DIAGNOSIS
The renal angiography showed no signs of renal artery stenosis or fibromuscular dysplasia. However, the right kidney appears hypoplastic and displaced with a somewhat curved renal artery. Because of this uncommon deformity, we performed a computed tomography (CT) scan (figure 2). This revealed a 9 by 10 cm large retroperitoneal tumour compressing and displacing the kidney. Fine-needle biopsy demonstrated benign neural cells, corresponding to a schwannoma. Distant metastases were excluded with an MRI-PET scan. As the patient had no symptoms, his blood pressure was well controlled, and removal of this non-malignant lesion required major surgery (probably including removal of the kidney and inferior caval vein), a wait-and-see policy was followed with regular radiological follow-up.
DISCUSSION
We describe a very uncommon secondary cause of hypertension in a patient in whom the kidney was compressed by a schwannoma. A schwannoma is a benign nerve sheet tumour which is often found in neurofibromatosis, but can also occur sporadically as in this patient.1 As malignant transformation is rare, radiological surveillance without surgical resection is safe.1 Previously, other tumours inducing hypertension by compression of the renal artery have been described, including leimoyosarcomas, pheochromocytomas, and papillary carcinomas.2 Presumably, compression of the kidney and displacement of the renal artery decreased renal perfusion, resulting in increased renin secretion and, subsequently, an increase in blood pressure.

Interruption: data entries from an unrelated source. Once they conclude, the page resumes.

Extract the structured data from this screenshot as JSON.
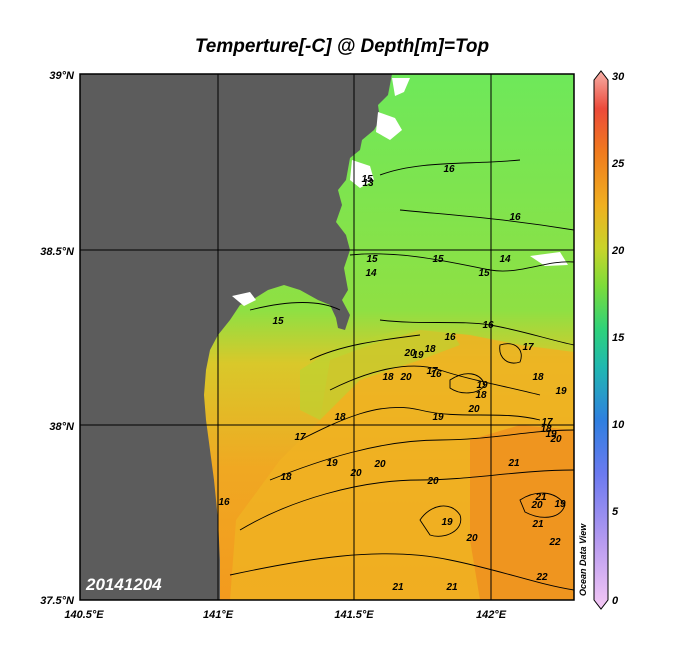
{
  "title": "Temperture[-C] @ Depth[m]=Top",
  "date_stamp": "20141204",
  "watermark": "Ocean Data View",
  "lat_labels": [
    "39°N",
    "38.5°N",
    "38°N",
    "37.5°N"
  ],
  "lon_labels": [
    "140.5°E",
    "141°E",
    "141.5°E",
    "142°E"
  ],
  "colorbar": {
    "ticks": [
      "30",
      "25",
      "20",
      "15",
      "10",
      "5",
      "0"
    ],
    "range": [
      0,
      30
    ]
  },
  "contour_labels": [
    "15",
    "16",
    "16",
    "15",
    "15",
    "14",
    "15",
    "14",
    "13",
    "15",
    "16",
    "16",
    "17",
    "18",
    "19",
    "20",
    "20",
    "18",
    "17",
    "16",
    "19",
    "18",
    "19",
    "20",
    "19",
    "18",
    "17",
    "18",
    "19",
    "20",
    "20",
    "21",
    "20",
    "19",
    "20",
    "21",
    "21",
    "22",
    "20",
    "19",
    "21",
    "21",
    "22",
    "16",
    "17",
    "18",
    "19",
    "20",
    "18"
  ],
  "colors": {
    "land": "#5c5c5c",
    "cold": "#5ce65c",
    "warm": "#f0a020",
    "frame": "#000000"
  }
}
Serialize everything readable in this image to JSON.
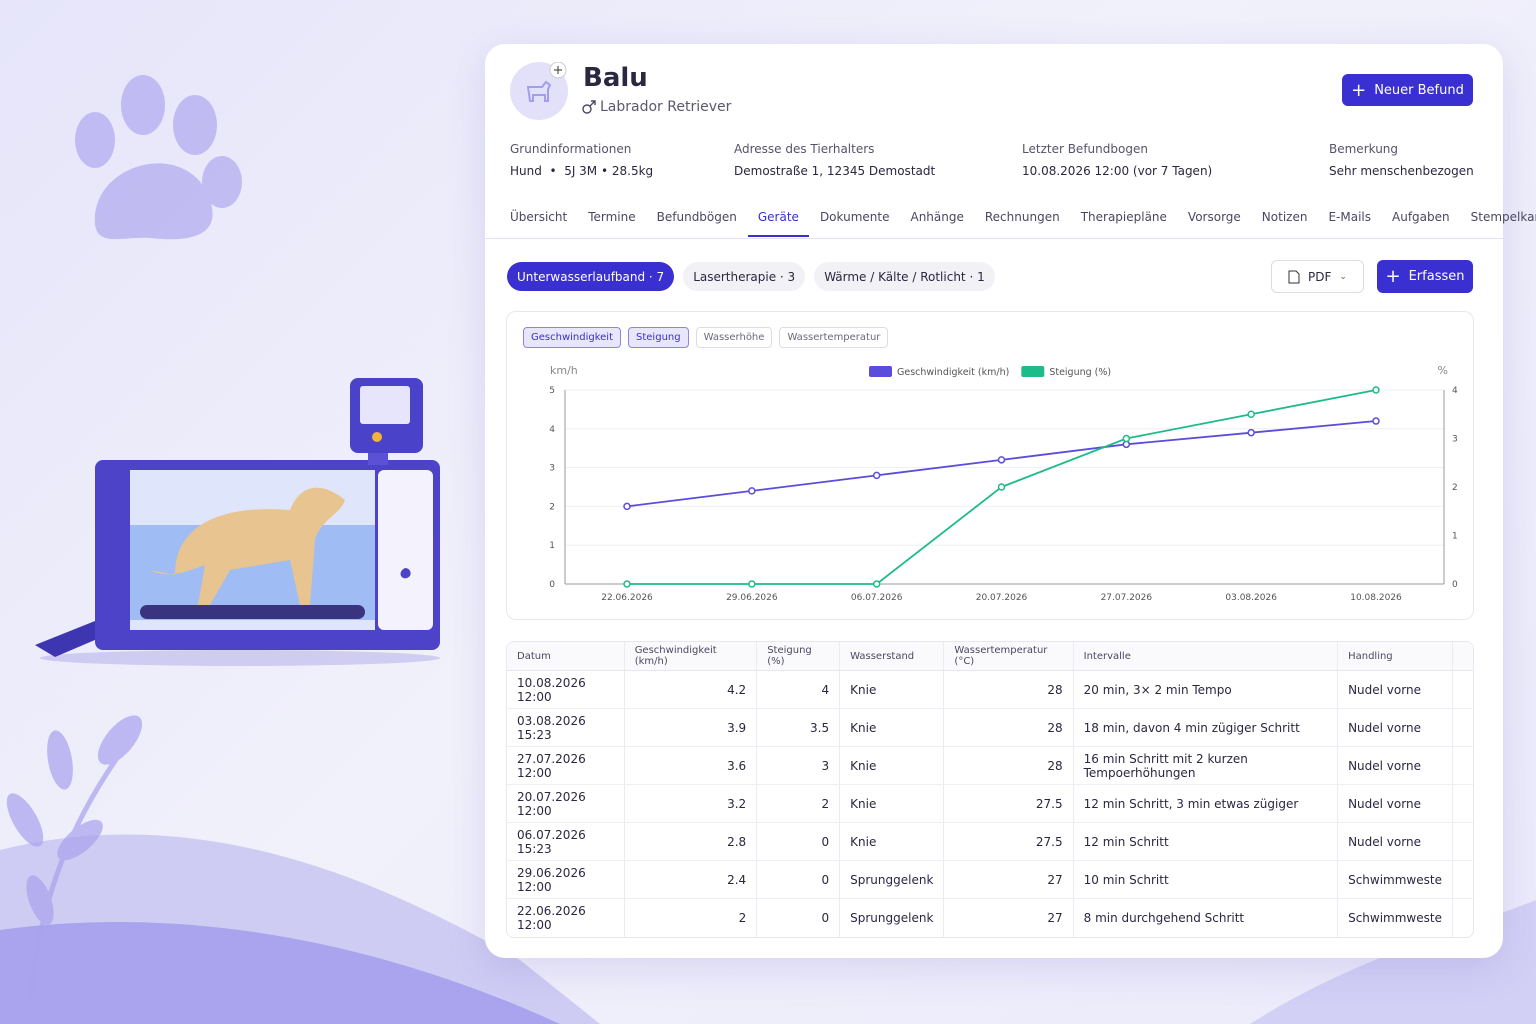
{
  "header": {
    "name": "Balu",
    "breed": "Labrador Retriever",
    "new_button": "Neuer Befund"
  },
  "info": [
    {
      "label": "Grundinformationen",
      "value": "Hund  •  5J 3M • 28.5kg"
    },
    {
      "label": "Adresse des Tierhalters",
      "value": "Demostraße 1, 12345 Demostadt"
    },
    {
      "label": "Letzter Befundbogen",
      "value": "10.08.2026 12:00 (vor 7 Tagen)"
    },
    {
      "label": "Bemerkung",
      "value": "Sehr menschenbezogen"
    }
  ],
  "tabs": {
    "items": [
      "Übersicht",
      "Termine",
      "Befundbögen",
      "Geräte",
      "Dokumente",
      "Anhänge",
      "Rechnungen",
      "Therapiepläne",
      "Vorsorge",
      "Notizen",
      "E-Mails",
      "Aufgaben",
      "Stempelkarte"
    ],
    "active": 3
  },
  "devices": {
    "items": [
      "Unterwasserlaufband · 7",
      "Lasertherapie · 3",
      "Wärme / Kälte / Rotlicht · 1"
    ],
    "active": 0
  },
  "actions": {
    "pdf": "PDF",
    "add": "Erfassen"
  },
  "chart_toggles": {
    "items": [
      "Geschwindigkeit",
      "Steigung",
      "Wasserhöhe",
      "Wassertemperatur"
    ],
    "active": [
      0,
      1
    ]
  },
  "chart_data": {
    "type": "line",
    "y_label": "km/h",
    "y2_label": "%",
    "categories": [
      "22.06.2026",
      "29.06.2026",
      "06.07.2026",
      "20.07.2026",
      "27.07.2026",
      "03.08.2026",
      "10.08.2026"
    ],
    "series": [
      {
        "name": "Geschwindigkeit (km/h)",
        "color": "#5b4ddb",
        "values": [
          2,
          2.4,
          2.8,
          3.2,
          3.6,
          3.9,
          4.2
        ]
      },
      {
        "name": "Steigung (%)",
        "color": "#1dbb8a",
        "axis": "y2",
        "values": [
          0,
          0,
          0,
          2,
          3,
          3.5,
          4
        ]
      }
    ],
    "ylim": [
      0,
      5
    ],
    "yticks": [
      0,
      1,
      2,
      3,
      4,
      5
    ],
    "y2lim": [
      0,
      4
    ],
    "y2ticks": [
      0,
      1,
      2,
      3,
      4
    ],
    "grid": true,
    "legend": "top"
  },
  "table": {
    "columns": [
      "Datum",
      "Geschwindigkeit (km/h)",
      "Steigung (%)",
      "Wasserstand",
      "Wassertemperatur (°C)",
      "Intervalle",
      "Handling"
    ],
    "rows": [
      [
        "10.08.2026 12:00",
        4.2,
        4,
        "Knie",
        28,
        "20 min, 3× 2 min Tempo",
        "Nudel vorne"
      ],
      [
        "03.08.2026 15:23",
        3.9,
        3.5,
        "Knie",
        28,
        "18 min, davon 4 min zügiger Schritt",
        "Nudel vorne"
      ],
      [
        "27.07.2026 12:00",
        3.6,
        3,
        "Knie",
        28,
        "16 min Schritt mit 2 kurzen Tempoerhöhungen",
        "Nudel vorne"
      ],
      [
        "20.07.2026 12:00",
        3.2,
        2,
        "Knie",
        27.5,
        "12 min Schritt, 3 min etwas zügiger",
        "Nudel vorne"
      ],
      [
        "06.07.2026 15:23",
        2.8,
        0,
        "Knie",
        27.5,
        "12 min Schritt",
        "Nudel vorne"
      ],
      [
        "29.06.2026 12:00",
        2.4,
        0,
        "Sprunggelenk",
        27,
        "10 min Schritt",
        "Schwimmweste"
      ],
      [
        "22.06.2026 12:00",
        2,
        0,
        "Sprunggelenk",
        27,
        "8 min durchgehend Schritt",
        "Schwimmweste"
      ]
    ]
  }
}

Given the young age of onset we initially suspected renal artery fibromuscular dysplasia, an often curable form of renovascular hypertension.3 Although the renal arteries appeared normal (i.e. no signs of fibromuscular dysplasia or renal artery stenosis), other abnormalities on the renal angiogram pointed us to compression of the renal artery by an adjacent tumour. This illustrates that physicians should be aware of uncommon secondary causes of hypertension in young patients.